財務長官は、王様から受け取った木のお札(ふだ)を両手で持ち直し、じっとみつめています。

ひめさまはにっこりとほほえんで、いいました。
「どうぞ。」

「おそれおおいことです。」財務長官は、お札をひめさまに差し出しました。
ひめさまはそれを受け取り、にこやかに長官の後ろにまわります。
そして、小さな手で、たんとん、たんとんと肩をたたき始めました。

「ひめさま、わたしがやります。」
女官長が静かに近づき、長官の肩に手を置きます。

ひめさまはうなずいて、手にしていたお札を近くにいたメイドに渡しました。そして、静かに言いました。
「彼女の肩を、お願いします。

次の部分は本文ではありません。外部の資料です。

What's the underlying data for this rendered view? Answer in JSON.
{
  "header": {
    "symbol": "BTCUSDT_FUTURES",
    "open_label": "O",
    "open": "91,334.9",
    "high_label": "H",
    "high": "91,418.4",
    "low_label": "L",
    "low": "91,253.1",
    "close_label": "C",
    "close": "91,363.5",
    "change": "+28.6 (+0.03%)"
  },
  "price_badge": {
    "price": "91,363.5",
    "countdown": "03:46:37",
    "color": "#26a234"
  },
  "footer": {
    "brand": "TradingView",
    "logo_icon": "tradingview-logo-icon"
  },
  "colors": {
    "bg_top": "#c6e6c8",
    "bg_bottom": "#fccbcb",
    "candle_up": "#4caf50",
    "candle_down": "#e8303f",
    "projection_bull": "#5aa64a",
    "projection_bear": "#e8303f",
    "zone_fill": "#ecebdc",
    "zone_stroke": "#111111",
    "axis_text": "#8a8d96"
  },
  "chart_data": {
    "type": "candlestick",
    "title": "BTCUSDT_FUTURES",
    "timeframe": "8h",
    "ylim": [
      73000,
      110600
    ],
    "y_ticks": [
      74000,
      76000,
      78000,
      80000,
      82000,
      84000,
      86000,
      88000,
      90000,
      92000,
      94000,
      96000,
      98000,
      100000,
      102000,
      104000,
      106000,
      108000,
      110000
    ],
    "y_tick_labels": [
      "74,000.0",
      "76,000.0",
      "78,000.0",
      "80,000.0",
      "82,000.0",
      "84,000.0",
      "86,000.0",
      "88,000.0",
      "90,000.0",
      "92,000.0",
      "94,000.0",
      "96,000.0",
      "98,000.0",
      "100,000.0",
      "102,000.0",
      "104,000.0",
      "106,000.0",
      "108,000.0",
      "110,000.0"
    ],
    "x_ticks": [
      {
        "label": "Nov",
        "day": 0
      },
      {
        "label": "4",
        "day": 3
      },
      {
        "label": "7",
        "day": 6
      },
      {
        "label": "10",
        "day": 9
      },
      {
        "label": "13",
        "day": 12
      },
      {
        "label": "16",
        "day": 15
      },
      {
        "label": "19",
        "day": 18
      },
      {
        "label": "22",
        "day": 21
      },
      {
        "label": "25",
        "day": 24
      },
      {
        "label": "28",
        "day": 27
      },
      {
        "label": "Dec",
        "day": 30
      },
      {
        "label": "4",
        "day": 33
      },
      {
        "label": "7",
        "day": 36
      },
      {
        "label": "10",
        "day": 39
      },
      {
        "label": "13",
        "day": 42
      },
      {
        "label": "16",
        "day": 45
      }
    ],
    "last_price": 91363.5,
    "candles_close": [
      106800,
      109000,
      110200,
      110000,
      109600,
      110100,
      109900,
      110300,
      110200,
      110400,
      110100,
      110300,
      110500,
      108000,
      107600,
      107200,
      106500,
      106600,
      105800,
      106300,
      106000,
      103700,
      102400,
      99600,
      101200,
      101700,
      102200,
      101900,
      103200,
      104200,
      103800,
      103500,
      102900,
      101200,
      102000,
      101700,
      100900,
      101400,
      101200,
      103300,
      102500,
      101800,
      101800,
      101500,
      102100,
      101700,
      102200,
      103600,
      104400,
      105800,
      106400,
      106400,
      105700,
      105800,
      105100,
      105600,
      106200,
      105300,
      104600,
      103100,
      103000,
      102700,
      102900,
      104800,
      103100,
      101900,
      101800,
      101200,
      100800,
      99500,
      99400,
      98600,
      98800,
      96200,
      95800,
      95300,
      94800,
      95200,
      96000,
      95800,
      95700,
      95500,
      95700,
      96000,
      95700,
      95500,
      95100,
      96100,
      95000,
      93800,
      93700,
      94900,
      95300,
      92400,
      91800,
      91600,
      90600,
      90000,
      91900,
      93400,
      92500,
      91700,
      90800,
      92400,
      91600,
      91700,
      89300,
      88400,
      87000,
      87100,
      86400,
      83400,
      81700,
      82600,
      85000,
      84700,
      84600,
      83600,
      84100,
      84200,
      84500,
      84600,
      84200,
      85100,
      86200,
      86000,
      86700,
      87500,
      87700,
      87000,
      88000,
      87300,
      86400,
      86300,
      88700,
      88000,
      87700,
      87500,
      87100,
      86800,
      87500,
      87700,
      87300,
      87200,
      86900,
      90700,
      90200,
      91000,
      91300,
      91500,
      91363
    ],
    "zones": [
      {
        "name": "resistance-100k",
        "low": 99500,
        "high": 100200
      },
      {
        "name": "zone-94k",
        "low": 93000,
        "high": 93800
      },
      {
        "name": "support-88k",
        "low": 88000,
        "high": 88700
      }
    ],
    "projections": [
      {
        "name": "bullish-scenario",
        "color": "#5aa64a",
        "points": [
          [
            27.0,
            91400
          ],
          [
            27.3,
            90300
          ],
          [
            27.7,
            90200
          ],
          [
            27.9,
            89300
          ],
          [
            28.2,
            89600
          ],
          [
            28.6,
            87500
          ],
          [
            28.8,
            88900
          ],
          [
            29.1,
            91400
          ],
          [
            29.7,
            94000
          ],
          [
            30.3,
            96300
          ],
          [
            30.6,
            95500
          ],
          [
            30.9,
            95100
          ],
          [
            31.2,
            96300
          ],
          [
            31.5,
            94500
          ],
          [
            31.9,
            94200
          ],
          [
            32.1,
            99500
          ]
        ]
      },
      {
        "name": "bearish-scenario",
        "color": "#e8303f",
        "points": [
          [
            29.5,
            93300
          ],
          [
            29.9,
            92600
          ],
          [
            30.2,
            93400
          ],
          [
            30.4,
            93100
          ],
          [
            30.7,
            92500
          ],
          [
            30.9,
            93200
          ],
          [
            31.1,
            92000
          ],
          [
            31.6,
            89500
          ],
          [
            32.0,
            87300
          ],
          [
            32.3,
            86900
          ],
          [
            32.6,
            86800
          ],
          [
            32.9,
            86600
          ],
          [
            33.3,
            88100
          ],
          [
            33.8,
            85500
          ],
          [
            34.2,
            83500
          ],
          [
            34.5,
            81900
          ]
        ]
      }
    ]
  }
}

」
メイドはためらいながらもお札を別の人に渡し、女官長の肩をたたきはじめました。

女官長は長官の肩を丁寧にもみほぐしながら、何やらくすくすと話しかけています。
長官はふと微笑み、低い声で言いました。「昔のことを思い出すな。」

そのやり取りの間にも、お札はまた別の手へと渡っていきました。
こうしてお札は、もともとの贈り主の手を離れ、思いもよらぬ相手へと渡っていきます。

このお札「肩たたき券」は、ひとびとのあいだを静かに行き交いながら、やさしい気持ちを伝えていきました。